Cavalier finally broke into the upright coin-operated vendor market for Coca-Cola in 1953 with the introduction of their Model C-51. While somewhat larger than the Vendo V-39, the C-51's outside appearance was very similar to the Vendo's. In fact, most of the coin box door parts to the Cavalier, including the crank handle, are identical to the V-39. A rather unusual double-sided version of the 51 came out in 1954. The C-102 was advertised as serving Coke from both sides "thus doubling your speed of service!".  Finishing out the round-top era of the 50's for Cavalier was their Model CS-72 (and its larger version, CS-96) introduced in 1958. Again, in keeping with the times, white was the predominant color of this machine. As a so-called "slant-shelf' machine, the CS-72 holds 8 bottles each on a series of 9 slanted shelves. The shelf can be easily adjusted to accommodate short 6 ounce bottles, up to and including the taller 12 ounce bottle.

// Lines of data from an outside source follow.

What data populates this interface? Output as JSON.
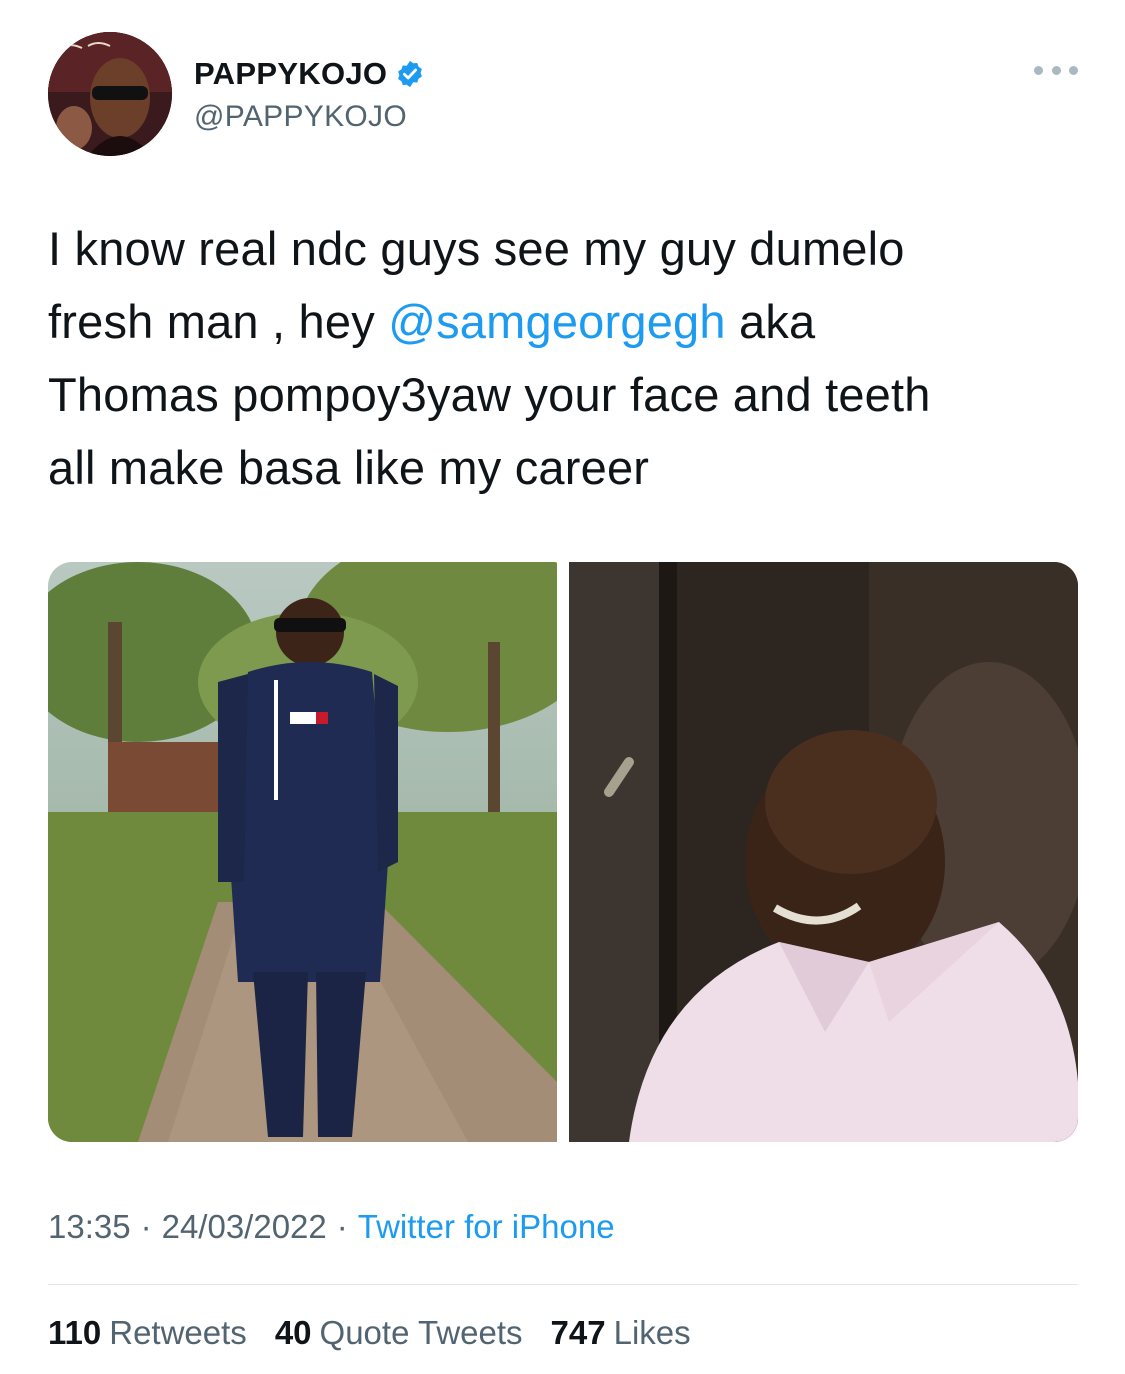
{
  "tweet": {
    "author": {
      "display_name": "PAPPYKOJO",
      "handle": "@PAPPYKOJO",
      "verified": true,
      "avatar_icon": "profile-photo"
    },
    "more_icon": "more-options-icon",
    "text": {
      "line1": "I know real ndc guys see my guy dumelo",
      "line2_before": "fresh man , hey ",
      "mention": "@samgeorgegh",
      "line2_after": " aka",
      "line3": "Thomas pompoy3yaw your face and teeth",
      "line4": "all make basa like my career"
    },
    "media": [
      {
        "kind": "photo",
        "icon": "photo-man-in-navy-outfit"
      },
      {
        "kind": "photo",
        "icon": "photo-smiling-man-pink-shirt"
      }
    ],
    "meta": {
      "time": "13:35",
      "date": "24/03/2022",
      "separator": "·",
      "source": "Twitter for iPhone"
    },
    "stats": {
      "retweets_count": "110",
      "retweets_label": "Retweets",
      "quotes_count": "40",
      "quotes_label": "Quote Tweets",
      "likes_count": "747",
      "likes_label": "Likes"
    },
    "colors": {
      "text": "#0f1419",
      "secondary": "#536471",
      "accent": "#1d9bf0"
    }
  }
}
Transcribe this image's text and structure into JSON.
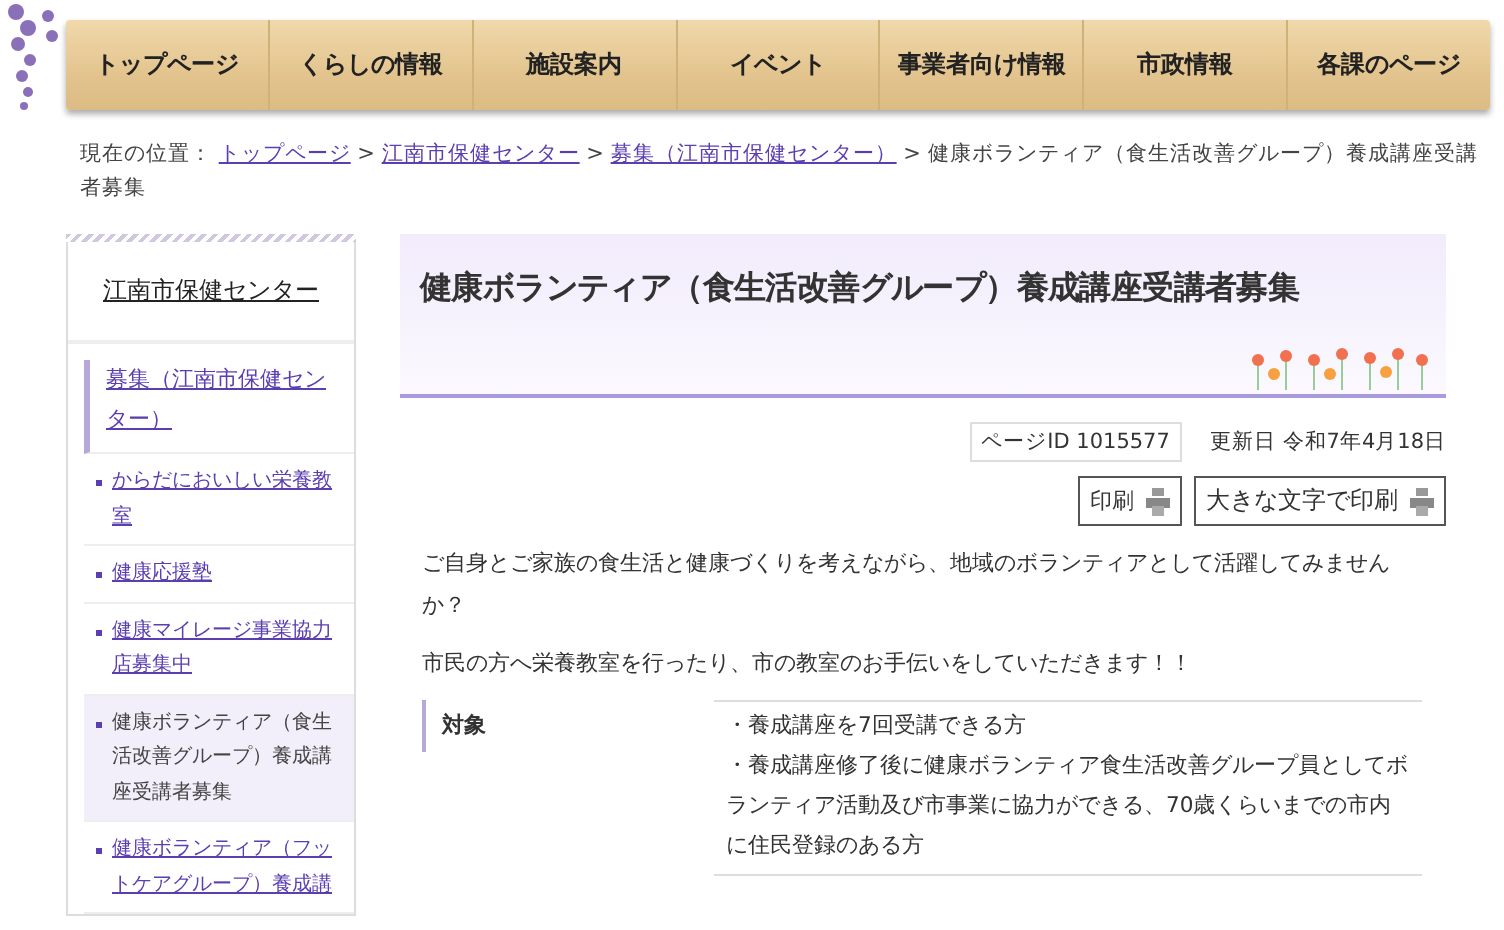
{
  "nav": [
    {
      "label": "トップページ"
    },
    {
      "label": "くらしの情報"
    },
    {
      "label": "施設案内"
    },
    {
      "label": "イベント"
    },
    {
      "label": "事業者向け情報"
    },
    {
      "label": "市政情報"
    },
    {
      "label": "各課のページ"
    }
  ],
  "breadcrumb": {
    "label": "現在の位置：",
    "separator": ">",
    "links": [
      "トップページ",
      "江南市保健センター",
      "募集（江南市保健センター）"
    ],
    "current": "健康ボランティア（食生活改善グループ）養成講座受講者募集"
  },
  "sidebar": {
    "heading": "江南市保健センター",
    "section": "募集（江南市保健センター）",
    "items": [
      {
        "label": "からだにおいしい栄養教室",
        "selected": false
      },
      {
        "label": "健康応援塾",
        "selected": false
      },
      {
        "label": "健康マイレージ事業協力店募集中",
        "selected": false
      },
      {
        "label": "健康ボランティア（食生活改善グループ）養成講座受講者募集",
        "selected": true
      },
      {
        "label": "健康ボランティア（フットケアグループ）養成講",
        "selected": false
      }
    ]
  },
  "page": {
    "title": "健康ボランティア（食生活改善グループ）養成講座受講者募集",
    "page_id": "ページID 1015577",
    "updated": "更新日 令和7年4月18日",
    "print_buttons": [
      "印刷",
      "大きな文字で印刷"
    ],
    "paragraphs": [
      "ご自身とご家族の食生活と健康づくりを考えながら、地域のボランティアとして活躍してみませんか？",
      "市民の方へ栄養教室を行ったり、市の教室のお手伝いをしていただきます！！"
    ],
    "table": [
      {
        "label": "対象",
        "lines": [
          "・養成講座を7回受講できる方",
          "・養成講座修了後に健康ボランティア食生活改善グループ員としてボランティア活動及び市事業に協力ができる、70歳くらいまでの市内に住民登録のある方"
        ]
      }
    ]
  }
}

With the scarcity of the 6 ounce bottles in parts of the country, this machine has found favor among many collectors today.

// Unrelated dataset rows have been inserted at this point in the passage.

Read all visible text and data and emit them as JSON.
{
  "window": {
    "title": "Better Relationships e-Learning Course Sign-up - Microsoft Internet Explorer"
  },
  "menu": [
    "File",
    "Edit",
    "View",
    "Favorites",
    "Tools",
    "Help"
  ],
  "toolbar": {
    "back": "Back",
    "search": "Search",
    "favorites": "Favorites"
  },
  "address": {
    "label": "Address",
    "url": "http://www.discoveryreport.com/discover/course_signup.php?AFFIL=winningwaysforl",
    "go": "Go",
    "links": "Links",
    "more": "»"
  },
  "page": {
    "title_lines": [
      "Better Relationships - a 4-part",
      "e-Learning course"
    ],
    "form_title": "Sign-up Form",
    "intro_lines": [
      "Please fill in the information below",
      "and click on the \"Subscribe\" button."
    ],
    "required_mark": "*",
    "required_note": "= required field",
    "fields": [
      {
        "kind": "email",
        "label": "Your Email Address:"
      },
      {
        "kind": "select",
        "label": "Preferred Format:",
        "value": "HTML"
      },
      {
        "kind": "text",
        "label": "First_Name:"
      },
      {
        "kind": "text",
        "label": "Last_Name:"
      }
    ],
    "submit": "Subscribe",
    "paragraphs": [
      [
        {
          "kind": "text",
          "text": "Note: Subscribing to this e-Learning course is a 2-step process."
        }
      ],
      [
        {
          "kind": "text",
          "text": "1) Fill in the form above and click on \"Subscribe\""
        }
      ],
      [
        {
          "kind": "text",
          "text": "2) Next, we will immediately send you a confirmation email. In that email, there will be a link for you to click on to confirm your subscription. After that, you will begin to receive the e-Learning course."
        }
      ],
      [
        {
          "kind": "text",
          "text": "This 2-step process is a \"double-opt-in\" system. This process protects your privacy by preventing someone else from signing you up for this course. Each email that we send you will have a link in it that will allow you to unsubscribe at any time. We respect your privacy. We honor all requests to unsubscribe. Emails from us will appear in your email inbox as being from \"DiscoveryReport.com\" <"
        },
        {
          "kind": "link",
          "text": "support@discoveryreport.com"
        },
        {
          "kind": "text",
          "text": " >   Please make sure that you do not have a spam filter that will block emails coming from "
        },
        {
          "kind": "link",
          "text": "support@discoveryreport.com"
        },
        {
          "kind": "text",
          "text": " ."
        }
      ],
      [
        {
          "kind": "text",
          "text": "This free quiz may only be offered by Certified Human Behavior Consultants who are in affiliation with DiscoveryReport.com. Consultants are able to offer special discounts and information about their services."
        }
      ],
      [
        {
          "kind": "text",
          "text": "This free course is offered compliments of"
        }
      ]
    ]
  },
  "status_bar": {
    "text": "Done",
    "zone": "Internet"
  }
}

Along this same line, Cavalier came out with a "square corner" machine in 1959 which deserves mention because of its size and versatility. The Model C-55D measures only 16" wide x 23" deep x 61 1/2" high and vends either 6, 10, 12 ounce bottles or 12 ounce cans! This certainly ranks as one of the first and smallest can vendors ever manufactured for Coca-Cola. A two selection version was also made, the Model C-55E, which had a light-up front panel in addition to the other features of the 55D. These are two machines to consider for collectability as interest spreads into the "square corner" era.

The Cavalier Corporation advertised themselves as one of the more all-around manufacturers of vendors for Coca-Cola and I think many machine enthusiasts would agree.


Cavalier 27 (C-27)
41" High
18" Wide
22" Deep
Vends 27 bottles
Precools 9 bottles
Manual Operation with Crank Handle
Produced in Late 40's to mid 50's. The Cavalier 27 was designed for low usage indoor locations.  Two versions were produced with one major difference.  This difference was the crank handle.  Earlier versions came with a ships wheel style handle.  The later versions came with a star type handle.

Cavalier 51 (C-51)

64 9/16" High
24 3/4" Wide
20 1/4 " Deep
Vends 51 bottles
Precools 36 bottles
Manual Operation with Crank Handle
Produced in 50's. The Cavalier 51 was produced to compete with the Vendo 39.  Many machines came solid red and had "ice cold" embossed across the bottom of the door.  Inside, a long belt of individual cylinders rotates to vend one 6 1/2 oz. bottle.

Cavalier 72 (CS-72)

56 3/4 " high
24 3/4" wide
21 7/8 " deep
Vends 72 Bottles
Pre -cools 17 Bottles
Electric coin operation 
Vends 9 Selections of Beverage 
Produced 1958-1959. One of the most collectable Coke machines, the Cavalier 72 has a very small profile, rounded corners, and vends 12 oz and smaller bottles from 9 trays, giving ample selections. After depositing a coin, the "Have a Coke" button lights up, until you pull out a soda.

Cavalier 96 (CS-96)

67" High
24 ¾" Wide
21 ¾ " Deep
Vends 96 bottles
Precools 17 bottles
Electric Coin Op 
Red "Have a Coke" button lights
when coins are inserted.
Vends 12 Selections of Beverage
Produced in late 50's. Idendtical to the Cavalier 72, except that it is taller and thus held more drinks. Desired because of its small size and rounded corners, the Cavalier 96 holds up to 12 varieties of bottled (up to 12oz) beverage.

        Cavalier 102 (C-102)

67" High
24 3/4" Wide
35 1/4 " Deep
Vends 102 bottles
Precools 82 bottles
Manual Operation with Crank Handle
Produced in 50's. The Cavalier 102 is simply two C-51's joined back to back.  It was designed so that it could serve from both sides.  These machines were common at gas station pump lines.  Each side could refresh while filling the family automobile on that Sunday drive.